Zac Hatfield-Dodds 1 Sep 2021 4:41 UTC
7 points
Such scenarios are at best smoke, not fire alarms.

When I observe that there’s no fire alarm for AGI, I’m not saying that there’s no possible equivalent of smoke appearing from under a door.

What I’m saying rather is that the smoke under the door is always going to be arguable; it is not going to be a clear and undeniable and absolute sign of fire; and so there is never going to be a fire alarm producing common knowledge that action is now due and socially acceptable. …

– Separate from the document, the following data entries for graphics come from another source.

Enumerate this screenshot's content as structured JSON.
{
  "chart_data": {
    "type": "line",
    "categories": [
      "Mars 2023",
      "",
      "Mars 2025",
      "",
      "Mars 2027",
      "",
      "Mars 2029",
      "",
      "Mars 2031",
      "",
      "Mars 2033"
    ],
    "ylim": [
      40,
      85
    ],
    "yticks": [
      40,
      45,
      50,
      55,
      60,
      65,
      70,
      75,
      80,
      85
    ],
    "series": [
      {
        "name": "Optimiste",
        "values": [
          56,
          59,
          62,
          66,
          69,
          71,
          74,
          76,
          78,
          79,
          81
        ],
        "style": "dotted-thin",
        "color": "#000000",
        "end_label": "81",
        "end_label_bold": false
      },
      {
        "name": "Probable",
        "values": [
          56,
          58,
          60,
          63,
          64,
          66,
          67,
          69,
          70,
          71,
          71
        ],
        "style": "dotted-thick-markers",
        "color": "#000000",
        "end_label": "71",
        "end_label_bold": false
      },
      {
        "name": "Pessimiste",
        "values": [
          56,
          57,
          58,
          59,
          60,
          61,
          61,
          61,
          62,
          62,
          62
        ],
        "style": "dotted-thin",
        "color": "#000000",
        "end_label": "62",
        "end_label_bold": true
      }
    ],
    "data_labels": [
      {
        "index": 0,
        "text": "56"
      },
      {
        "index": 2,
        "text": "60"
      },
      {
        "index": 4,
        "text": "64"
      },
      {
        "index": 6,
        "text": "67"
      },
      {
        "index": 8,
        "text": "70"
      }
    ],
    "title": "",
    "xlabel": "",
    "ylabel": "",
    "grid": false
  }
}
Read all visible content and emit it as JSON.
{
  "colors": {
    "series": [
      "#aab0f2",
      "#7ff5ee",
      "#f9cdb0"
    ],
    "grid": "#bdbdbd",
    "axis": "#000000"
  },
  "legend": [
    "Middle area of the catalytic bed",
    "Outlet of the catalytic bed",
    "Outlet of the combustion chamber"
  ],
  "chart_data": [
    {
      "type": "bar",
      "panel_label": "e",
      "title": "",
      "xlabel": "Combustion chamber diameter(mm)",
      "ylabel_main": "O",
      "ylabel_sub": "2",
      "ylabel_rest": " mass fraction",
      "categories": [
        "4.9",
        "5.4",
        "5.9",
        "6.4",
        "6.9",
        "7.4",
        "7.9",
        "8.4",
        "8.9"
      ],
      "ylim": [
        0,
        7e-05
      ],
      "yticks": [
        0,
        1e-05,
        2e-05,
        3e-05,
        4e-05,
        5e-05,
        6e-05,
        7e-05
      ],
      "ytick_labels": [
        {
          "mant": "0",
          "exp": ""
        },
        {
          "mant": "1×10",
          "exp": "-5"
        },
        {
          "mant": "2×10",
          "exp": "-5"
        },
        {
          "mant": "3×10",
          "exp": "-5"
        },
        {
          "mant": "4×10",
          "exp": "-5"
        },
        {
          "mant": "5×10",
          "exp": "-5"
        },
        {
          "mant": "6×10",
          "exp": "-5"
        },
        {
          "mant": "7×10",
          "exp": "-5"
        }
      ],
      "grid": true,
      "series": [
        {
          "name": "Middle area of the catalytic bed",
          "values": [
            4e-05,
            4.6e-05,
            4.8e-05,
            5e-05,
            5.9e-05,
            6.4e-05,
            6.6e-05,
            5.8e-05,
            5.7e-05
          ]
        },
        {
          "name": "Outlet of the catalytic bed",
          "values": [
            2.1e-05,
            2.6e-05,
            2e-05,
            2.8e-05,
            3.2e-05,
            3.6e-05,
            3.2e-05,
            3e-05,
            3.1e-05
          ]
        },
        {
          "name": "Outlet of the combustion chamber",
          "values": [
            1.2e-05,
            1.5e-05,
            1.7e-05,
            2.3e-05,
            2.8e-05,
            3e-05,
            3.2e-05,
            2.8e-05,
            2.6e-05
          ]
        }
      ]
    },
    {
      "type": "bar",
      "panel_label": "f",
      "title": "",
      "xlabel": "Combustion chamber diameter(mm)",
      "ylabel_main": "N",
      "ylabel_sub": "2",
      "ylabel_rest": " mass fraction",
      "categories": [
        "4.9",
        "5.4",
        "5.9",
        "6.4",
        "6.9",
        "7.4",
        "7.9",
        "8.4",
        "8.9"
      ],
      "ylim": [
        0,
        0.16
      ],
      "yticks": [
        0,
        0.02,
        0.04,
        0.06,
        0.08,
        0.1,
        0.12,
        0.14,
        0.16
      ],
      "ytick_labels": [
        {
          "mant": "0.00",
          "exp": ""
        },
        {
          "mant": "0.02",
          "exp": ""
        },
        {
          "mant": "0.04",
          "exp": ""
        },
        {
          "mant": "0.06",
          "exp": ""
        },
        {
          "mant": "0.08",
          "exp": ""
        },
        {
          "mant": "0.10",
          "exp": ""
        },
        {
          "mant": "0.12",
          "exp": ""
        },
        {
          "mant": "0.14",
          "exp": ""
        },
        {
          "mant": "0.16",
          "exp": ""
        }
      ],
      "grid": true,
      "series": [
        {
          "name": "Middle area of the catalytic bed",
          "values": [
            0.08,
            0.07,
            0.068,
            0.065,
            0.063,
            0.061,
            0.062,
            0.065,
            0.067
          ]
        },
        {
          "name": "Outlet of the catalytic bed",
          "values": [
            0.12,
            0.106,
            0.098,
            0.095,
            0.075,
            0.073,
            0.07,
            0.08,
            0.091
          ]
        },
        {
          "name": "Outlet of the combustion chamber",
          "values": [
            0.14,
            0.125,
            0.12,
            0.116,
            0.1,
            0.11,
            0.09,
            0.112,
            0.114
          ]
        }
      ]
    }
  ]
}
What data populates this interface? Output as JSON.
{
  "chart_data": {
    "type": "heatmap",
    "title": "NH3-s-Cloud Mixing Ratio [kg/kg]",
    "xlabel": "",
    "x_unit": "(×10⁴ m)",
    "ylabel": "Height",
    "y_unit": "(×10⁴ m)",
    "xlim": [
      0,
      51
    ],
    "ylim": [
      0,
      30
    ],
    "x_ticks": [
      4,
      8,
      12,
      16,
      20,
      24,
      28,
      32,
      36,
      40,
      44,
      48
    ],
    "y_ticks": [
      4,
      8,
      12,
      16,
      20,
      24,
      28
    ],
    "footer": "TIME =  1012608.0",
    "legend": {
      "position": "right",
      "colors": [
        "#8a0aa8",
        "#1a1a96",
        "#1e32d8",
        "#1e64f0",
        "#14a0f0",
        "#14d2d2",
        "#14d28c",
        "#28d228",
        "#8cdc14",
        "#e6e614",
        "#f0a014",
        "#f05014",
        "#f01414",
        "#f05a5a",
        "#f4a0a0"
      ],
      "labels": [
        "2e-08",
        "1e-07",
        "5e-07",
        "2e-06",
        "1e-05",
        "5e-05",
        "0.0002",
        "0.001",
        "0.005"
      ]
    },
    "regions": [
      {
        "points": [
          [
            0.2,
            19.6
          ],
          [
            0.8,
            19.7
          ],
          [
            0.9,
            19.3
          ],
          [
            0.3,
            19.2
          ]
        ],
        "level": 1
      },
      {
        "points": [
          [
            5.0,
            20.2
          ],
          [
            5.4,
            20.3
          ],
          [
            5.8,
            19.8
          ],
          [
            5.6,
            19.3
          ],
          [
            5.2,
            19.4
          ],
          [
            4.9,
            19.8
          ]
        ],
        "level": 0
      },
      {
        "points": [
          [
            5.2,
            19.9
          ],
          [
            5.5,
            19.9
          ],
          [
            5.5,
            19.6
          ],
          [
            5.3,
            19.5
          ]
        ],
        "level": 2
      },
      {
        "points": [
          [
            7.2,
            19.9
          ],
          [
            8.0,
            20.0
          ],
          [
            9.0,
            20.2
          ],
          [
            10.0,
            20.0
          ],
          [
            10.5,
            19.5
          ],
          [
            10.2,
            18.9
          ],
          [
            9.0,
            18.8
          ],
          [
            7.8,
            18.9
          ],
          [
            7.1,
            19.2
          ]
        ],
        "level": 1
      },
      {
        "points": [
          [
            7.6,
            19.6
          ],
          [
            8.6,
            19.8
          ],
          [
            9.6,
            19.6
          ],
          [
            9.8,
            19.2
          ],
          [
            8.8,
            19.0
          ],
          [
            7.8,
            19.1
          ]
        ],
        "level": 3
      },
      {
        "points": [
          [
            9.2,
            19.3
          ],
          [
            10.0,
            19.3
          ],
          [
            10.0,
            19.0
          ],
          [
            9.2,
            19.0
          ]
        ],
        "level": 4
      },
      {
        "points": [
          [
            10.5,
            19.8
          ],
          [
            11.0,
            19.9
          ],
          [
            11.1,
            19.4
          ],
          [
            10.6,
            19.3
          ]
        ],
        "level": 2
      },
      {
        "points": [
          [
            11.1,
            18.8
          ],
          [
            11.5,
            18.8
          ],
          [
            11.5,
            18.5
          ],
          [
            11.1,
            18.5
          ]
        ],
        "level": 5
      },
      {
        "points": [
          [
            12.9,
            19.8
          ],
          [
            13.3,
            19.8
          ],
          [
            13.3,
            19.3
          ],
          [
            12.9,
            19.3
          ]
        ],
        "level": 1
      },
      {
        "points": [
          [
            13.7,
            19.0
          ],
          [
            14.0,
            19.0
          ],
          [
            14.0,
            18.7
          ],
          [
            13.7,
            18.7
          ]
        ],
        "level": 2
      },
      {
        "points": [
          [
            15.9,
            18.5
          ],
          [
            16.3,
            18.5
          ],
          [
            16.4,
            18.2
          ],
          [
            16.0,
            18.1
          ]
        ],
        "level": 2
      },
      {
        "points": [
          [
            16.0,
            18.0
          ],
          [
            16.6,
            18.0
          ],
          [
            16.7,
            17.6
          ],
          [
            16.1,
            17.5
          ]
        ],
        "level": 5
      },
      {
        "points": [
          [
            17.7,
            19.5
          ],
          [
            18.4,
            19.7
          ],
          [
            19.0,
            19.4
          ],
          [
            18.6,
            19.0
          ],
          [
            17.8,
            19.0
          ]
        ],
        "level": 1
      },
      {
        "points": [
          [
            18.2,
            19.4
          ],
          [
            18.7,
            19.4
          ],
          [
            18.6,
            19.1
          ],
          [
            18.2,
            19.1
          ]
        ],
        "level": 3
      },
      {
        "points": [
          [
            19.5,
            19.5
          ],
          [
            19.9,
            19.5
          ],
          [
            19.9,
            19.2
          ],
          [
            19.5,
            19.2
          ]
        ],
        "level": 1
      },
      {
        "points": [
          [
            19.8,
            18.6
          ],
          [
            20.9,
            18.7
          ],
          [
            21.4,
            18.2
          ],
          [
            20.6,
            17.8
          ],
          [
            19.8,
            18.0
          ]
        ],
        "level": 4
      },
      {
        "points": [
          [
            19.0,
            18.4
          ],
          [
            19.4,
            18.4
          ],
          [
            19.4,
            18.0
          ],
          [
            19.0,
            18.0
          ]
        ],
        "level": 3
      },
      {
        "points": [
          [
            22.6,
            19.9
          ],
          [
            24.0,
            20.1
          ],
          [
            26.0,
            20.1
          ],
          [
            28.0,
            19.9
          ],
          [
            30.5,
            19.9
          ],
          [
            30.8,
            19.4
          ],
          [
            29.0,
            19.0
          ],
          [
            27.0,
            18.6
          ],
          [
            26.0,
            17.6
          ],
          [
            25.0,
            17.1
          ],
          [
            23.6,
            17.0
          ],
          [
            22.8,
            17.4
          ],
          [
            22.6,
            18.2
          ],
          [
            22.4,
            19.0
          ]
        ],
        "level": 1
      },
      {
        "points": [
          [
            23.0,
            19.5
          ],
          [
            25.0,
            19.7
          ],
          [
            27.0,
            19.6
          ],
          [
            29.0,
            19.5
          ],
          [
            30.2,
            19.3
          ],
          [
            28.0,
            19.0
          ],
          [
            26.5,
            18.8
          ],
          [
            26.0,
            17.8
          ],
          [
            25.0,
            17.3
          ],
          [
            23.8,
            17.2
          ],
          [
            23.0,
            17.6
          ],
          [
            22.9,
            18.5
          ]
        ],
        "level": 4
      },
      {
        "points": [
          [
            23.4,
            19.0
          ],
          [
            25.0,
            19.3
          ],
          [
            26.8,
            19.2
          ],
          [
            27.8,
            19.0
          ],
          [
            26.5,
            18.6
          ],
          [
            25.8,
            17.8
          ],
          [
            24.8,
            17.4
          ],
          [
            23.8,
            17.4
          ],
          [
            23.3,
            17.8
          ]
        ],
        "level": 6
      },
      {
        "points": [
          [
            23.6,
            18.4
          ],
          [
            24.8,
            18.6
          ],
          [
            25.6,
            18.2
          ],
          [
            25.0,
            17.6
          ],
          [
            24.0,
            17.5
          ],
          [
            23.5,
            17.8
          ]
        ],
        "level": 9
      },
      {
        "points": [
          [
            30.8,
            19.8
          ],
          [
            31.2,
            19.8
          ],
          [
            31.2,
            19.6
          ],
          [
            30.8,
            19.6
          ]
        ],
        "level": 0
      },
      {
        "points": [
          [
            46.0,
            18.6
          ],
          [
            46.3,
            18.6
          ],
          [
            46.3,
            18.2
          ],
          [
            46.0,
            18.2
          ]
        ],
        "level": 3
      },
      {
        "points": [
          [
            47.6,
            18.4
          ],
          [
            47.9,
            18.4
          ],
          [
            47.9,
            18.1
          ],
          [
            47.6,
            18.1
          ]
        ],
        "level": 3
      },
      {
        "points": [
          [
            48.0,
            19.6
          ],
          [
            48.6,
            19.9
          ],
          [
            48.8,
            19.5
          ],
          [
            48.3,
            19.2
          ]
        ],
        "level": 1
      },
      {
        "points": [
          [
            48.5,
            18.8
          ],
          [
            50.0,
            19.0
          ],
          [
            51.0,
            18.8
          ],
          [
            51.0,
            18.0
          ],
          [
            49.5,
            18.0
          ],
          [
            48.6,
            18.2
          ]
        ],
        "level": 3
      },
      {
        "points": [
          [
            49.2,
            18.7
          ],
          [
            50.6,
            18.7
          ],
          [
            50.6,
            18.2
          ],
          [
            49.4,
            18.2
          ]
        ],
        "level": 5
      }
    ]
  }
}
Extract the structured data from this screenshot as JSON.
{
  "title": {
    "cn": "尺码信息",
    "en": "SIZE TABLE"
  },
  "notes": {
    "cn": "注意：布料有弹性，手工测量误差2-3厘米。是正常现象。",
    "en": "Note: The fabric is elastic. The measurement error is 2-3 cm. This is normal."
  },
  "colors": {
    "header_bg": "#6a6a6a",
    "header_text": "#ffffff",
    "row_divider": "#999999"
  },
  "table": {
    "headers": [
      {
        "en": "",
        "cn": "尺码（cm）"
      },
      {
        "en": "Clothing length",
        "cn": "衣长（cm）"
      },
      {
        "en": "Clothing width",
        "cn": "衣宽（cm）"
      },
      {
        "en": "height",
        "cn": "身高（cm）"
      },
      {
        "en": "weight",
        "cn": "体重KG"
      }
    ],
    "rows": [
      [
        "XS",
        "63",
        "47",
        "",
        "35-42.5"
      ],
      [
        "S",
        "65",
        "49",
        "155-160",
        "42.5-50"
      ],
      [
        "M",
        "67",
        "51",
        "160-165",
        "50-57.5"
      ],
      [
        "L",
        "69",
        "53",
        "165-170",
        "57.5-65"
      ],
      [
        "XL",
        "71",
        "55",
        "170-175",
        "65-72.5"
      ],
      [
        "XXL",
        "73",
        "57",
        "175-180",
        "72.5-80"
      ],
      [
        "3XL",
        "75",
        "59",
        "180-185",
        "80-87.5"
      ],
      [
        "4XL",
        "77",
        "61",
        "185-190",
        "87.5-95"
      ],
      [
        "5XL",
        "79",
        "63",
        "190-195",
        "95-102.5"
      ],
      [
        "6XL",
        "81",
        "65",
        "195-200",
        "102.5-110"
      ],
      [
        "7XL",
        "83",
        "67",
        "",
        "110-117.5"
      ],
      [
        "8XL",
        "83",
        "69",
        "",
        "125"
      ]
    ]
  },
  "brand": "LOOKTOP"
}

There is never going to be a time before the end when you can look around nervously, and see that it is now clearly common knowledge that you can talk about AGI being imminent, and take action and exit the building in an orderly fashion, without fear of looking stupid or frightened.
- CharlesD 1 Sep 2021 14:35 UTC
  3 points
  Parent
  The article convincingly makes the weaker claim that there’s no guarantee of a fire alarm, and provides several cases which support this. I don’t buy the claim (which the article also tries to make) that there is no possible fire alarm, and such a claim seems impossible to prove anyway.
  
  Whether it’s smoke or a fire alarm, that doesn’t really address the specific question I’m asking, in any case.
niplav 31 Aug 2021 22:46 UTC
4 points
AI systems find ways to completely manipulate some class of humans, e.g. by making them addicted. Arguably, this is already happening on a wider scale to a smaller amount – people becoming “addicted” to algorithmically generated feeds.

Maybe the question could be concretized to the amount of time people spend on their devices on average?
- CharlesD 1 Sep 2021 14:38 UTC
  2 points
  Parent
  That seems like a different question which is partially entangled with AI but not necessarily, as more screen time doesn’t necessarily need to be caused by AI, and the harms are harder to evaluate (even the sign of the value of “more screen time” is probably disputed).

Charlie Steiner 1 Sep 2021 1:07 UTC
6 points
Some high-profile failures I think we won’t get are related to convergent goals, such as acquiring computing power, deceiving humans into not editing you, etc. We’ll probably get examples of this sort of thing in small scale experiments, that specialists might hear about, but if an AI that’s deceptive for instrumental reasons causes $1bn in damages I think it will be rather too late to learn our lesson.